Plants rather than fungi have been known for a longer time to decontaminate soils. The results obtained by phytoremediation can be improved when the symbiosis that binds fungi to plants is tapped. Dimitri Dagher, wih the IRBV in Montréal, is experimenting with a willow, Salix purpurea, tied to such mycorrhizal species. Fungi are relegated to a supporting role: speed up the growth of vegetation with willows having the lead role. The advantage of phytoremediation lies in the respective biomass: it takes a considerable number of mushrooms to match the weight of a single willow.

The accumulation of “heavy metals” in fungi can be useful sometime. It allows collecting undesirable substances and eventually disposing of them elsewhere. Several species accumulate heavy metals and other harmful substances. One species in particular, Gomphibius glutinosus, seems to benefit from the fallout around Chernobyl: it becomes radioactive while helping to clean the floor.


In the same vein, in 1991 in Chernobyl, the discovery of black mold covering the walls of the nuclear plant has sparked quite a stir: the prevalent explanation is that the melanin contained in some fungi plays a role similar to that of chlorophyll in plants by transforming gamma rays into chemical energy. It is not for foragers to pick, though.


In the process of recycling organic material, fungi often succeed bacteria whose actions have rendered nutrients readily available to them. They also typically secrete antibacterial metabolites around them. As is well known, they are the source of the discovery of antibiotics. Mycofiltration involves filtering bacteria and other undesirable substances from a low flow stream. The simplest technique involves filling jute bags with mycelium inoculated straw and sawdust. Deposited across a low-flow stream, the bags form a barrier that filters water. The mycelium grows to fruition and captures E. coli, phosphate, nitrite and other substances which would have stimulated the growth of cyanobacteria (blue green algae) downstream. Stamets, who implemented such technique to comply with local effluent standards, concluded wine-caps (Stropharia rugoso-annulata) are efficient mushrooms for the task.

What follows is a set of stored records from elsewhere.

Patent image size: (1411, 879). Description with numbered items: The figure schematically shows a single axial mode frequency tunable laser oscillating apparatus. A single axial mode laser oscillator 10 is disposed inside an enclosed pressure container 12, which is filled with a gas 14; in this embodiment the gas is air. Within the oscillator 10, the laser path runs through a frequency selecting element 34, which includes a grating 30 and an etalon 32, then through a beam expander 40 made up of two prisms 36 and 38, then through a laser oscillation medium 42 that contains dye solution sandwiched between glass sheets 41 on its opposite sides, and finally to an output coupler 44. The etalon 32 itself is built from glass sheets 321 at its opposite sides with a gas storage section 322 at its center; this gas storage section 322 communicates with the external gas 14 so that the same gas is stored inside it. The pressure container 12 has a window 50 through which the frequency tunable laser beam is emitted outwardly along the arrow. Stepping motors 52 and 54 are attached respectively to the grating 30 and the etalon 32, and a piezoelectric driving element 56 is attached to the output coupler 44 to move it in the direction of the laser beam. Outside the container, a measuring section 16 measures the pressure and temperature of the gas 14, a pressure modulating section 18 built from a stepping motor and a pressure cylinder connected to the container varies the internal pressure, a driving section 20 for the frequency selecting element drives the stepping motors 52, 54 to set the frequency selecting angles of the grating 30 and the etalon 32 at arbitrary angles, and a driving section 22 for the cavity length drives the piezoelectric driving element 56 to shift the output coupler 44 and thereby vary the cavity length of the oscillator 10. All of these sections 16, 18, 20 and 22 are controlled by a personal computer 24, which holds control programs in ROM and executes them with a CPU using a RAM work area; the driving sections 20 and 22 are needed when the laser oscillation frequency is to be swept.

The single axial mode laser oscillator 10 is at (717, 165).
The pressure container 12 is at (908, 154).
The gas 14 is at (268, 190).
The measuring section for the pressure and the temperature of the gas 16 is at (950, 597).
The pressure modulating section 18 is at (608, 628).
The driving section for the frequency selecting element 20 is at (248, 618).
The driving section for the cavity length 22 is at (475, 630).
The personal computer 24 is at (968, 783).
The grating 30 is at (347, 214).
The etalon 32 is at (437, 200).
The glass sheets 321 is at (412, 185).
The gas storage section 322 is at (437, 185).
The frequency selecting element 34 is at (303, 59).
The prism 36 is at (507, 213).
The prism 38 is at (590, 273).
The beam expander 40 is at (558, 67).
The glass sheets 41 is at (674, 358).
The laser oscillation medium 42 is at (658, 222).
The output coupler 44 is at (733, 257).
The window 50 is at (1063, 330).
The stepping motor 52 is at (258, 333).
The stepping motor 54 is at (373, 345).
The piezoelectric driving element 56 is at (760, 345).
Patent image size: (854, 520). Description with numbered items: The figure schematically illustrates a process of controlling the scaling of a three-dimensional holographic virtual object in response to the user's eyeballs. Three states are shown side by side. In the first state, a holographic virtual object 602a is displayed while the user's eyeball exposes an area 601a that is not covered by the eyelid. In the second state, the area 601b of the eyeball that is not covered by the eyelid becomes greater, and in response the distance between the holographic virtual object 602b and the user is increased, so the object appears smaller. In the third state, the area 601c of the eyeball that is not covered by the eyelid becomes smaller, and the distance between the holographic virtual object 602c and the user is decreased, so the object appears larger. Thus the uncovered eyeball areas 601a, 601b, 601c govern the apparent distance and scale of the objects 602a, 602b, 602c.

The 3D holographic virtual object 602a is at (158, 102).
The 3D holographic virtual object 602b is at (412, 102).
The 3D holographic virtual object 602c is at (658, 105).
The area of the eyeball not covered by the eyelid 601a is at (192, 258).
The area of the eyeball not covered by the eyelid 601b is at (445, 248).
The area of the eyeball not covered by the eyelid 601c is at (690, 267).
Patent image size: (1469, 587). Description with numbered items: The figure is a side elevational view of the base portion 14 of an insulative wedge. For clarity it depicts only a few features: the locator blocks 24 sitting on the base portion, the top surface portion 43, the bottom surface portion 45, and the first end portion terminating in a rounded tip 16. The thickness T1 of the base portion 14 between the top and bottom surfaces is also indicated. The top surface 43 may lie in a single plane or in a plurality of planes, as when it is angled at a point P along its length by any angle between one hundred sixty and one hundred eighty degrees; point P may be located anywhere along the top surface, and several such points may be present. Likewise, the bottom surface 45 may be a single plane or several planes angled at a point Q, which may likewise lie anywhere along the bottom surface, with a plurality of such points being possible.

In many instances, the demonstration that mushrooms can clean up the environment is convincing. Up until now, results have only been obtained in the framework of pilot projects and laboratory experiments. Thus, to our knowledge, no large-scale decontamination has been performed yet. The mobilization of many complementary organisms, including fungi themselves, probably offers the best prospects. Species and strains are millions, most of them still anonymous; little is known about their specific capabilities. The power of fungi in restoring our environment is for us to discover and harness.